🤖 AI Summary
Existing approaches to personalized slide generation struggle to simultaneously preserve long-term user preferences and dynamic conversational constraints across multi-turn interactions while enabling precise local editing. This work proposes a hierarchical memory-driven agent framework that decouples memory into three layers: user profile memory, working memory, and tool memory. By integrating intent-conditioned profile modeling, working memory propagation, tool memory injection, and a sliding local revision mechanism, the framework achieves, for the first time, joint optimization of zero-shot personalization and multi-turn localized editing. Experimental results demonstrate that the method significantly improves persona alignment under diverse roles and intents, enhances the accuracy of closed-loop revisions, and ensures stable transmission of conversational preferences, yielding more reliable and efficient generation performance.
📝 Abstract
Personalized presentation generation requires more than conditioning on a current prompt or template: agents must preserve stable user preferences across tasks, retain newly introduced preferences and constraints during multi-turn revision, and carry out local edits reliably. We propose MemSlides, a hierarchical memory framework for personalized presentation agents that separates long-term memory from working memory and further divides long-term memory into user profile memory and tool memory. User profile memory stores intent-conditioned profiles for round-0 personalization, working memory carries active preferences and session constraints across revision rounds, and tool memory stores reusable execution experience for reliable localized editing.
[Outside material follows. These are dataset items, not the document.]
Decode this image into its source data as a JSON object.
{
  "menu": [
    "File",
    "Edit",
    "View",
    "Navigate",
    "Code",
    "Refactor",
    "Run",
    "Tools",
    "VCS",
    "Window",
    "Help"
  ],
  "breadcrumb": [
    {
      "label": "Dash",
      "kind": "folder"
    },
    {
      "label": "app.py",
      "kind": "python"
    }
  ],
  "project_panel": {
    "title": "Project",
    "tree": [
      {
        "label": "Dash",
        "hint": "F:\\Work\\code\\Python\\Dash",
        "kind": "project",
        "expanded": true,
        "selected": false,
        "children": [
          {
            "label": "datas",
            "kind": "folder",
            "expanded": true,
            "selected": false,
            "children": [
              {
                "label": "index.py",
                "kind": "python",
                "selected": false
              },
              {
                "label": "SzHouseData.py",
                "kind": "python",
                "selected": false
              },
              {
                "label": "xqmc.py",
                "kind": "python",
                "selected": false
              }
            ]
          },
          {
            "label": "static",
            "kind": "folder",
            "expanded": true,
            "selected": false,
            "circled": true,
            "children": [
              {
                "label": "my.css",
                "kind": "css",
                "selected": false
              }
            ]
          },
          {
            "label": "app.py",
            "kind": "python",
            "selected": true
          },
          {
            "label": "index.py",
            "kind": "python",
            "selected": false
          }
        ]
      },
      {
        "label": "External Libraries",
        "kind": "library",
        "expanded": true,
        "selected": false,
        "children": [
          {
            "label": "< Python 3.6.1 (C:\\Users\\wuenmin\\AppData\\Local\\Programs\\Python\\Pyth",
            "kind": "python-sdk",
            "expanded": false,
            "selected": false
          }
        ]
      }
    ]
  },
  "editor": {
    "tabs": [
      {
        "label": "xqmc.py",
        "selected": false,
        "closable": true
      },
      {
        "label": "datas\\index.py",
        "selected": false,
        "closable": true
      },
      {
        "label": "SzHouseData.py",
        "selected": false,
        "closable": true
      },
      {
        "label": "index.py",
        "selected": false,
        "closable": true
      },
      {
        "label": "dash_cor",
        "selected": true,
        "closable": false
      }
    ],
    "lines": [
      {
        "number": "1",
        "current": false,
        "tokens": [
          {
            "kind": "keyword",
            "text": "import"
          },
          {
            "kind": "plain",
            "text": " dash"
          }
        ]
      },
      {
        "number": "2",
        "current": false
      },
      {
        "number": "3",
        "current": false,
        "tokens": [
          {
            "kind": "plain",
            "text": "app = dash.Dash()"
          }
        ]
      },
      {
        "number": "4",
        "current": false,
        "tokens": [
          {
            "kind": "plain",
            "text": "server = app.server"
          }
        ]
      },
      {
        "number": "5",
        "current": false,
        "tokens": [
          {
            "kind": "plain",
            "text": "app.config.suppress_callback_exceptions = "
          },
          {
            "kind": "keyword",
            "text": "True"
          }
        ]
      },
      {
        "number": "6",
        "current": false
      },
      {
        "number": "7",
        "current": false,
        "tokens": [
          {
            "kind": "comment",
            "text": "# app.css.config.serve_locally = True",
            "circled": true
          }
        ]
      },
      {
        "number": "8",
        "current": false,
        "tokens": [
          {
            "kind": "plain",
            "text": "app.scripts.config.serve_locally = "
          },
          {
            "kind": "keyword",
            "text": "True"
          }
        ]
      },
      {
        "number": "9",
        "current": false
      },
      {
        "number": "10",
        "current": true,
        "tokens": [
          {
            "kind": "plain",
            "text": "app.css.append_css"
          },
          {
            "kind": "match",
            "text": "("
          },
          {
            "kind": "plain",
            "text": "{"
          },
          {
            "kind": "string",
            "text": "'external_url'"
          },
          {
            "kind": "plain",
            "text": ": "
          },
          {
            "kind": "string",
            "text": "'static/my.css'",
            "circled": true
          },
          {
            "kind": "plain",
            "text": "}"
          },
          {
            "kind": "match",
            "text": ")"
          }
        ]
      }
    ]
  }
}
MemSlides pairs this memory design with scoped slide-local revision, so targeted updates act on the smallest affected region instead of repeatedly regenerating the full deck. In controlled experiments, user profile memory improves persona-alignment judgments on a multi-persona, multi-intent profile bank, tool-memory injection improves closed-loop modify behavior in diagnostic matched-pair settings, and qualitative cases illustrate working memory's ability to carryover preferences. Taken together, these results suggest that effective personalization in presentation authoring depends on separating persistent user profiles, session-level working memory, and reusable execution experience across generation and localized revision.